Thesis (Ph. D.)--University of Rochester. Dept. of Economics, 2012.
"Chapters 2, 3 and 4 are based upon a paper as the result of joint work with Siwei Chen"--Foreword.
This thesis is a collection of essays on matching and resource allocation problems. In Chapters 1 and 2, we study college admission. Each college has strict preferences over sets of students, and each student has preferences over colleges. In Chapter 1, we allow monetary transfers, e.g., students may receive stipends from colleges. We specify a fixed budget for each college. The preferences of the students are over college-stipend bundles. We define pairwise stability. We construct an algorithm. The rule defined through this algorithm is not only pairwise stable but also incentive compatible for the students. In Chapter 2, we consider a central exam students should take. We allow different students to receive the same scores. We define and study an eligibility criterion. Students are divided into two groups: those who are eligible to apply to colleges, and those who are not. Eligibility respects the students’ scores. We introduce three notions of stability that respect eligibility. We define three new rules, each of which satisfies a different notion of stability. We also study an incentive compatibility requirement. Chapters 3 and 4 investigate the implications of a robustness principle for different resource allocation problems. In Chapter 3, we study the problem of assigning a set of objects, e.g., houses or tasks, to a group of individuals having preferences over these objects. We may observe cases when there are more or fewer of objects to be allocated than was planned. We formulate these changes in two new robustness properties.
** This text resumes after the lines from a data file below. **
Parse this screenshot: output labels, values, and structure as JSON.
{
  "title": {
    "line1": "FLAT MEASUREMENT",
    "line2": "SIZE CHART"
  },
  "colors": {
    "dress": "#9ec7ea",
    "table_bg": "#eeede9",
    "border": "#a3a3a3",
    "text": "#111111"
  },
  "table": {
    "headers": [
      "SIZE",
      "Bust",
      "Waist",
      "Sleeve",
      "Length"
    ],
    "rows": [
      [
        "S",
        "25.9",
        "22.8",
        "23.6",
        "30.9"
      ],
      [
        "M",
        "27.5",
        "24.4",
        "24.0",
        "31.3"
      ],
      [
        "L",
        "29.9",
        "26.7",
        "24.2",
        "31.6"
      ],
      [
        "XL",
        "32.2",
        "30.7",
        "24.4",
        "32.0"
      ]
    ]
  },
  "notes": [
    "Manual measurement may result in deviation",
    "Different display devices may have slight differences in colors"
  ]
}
We characterize the family of rules that satisfy either of these properties, together with efficiency, fairness and incentive compatibility requirements. They are the sequential priority rules. In Chapter 4, we study the problem of allocating a divisible good among a group of people. Each person’s preferences are single-peaked. Here too, we may observe the cases when there might be more or fewer of resources to be allocated than was planned. We formulate changes in a robustness property. We show that there is a unique rule that is efficient and fair, and satisfies our composition property. This rule is the uniform rule.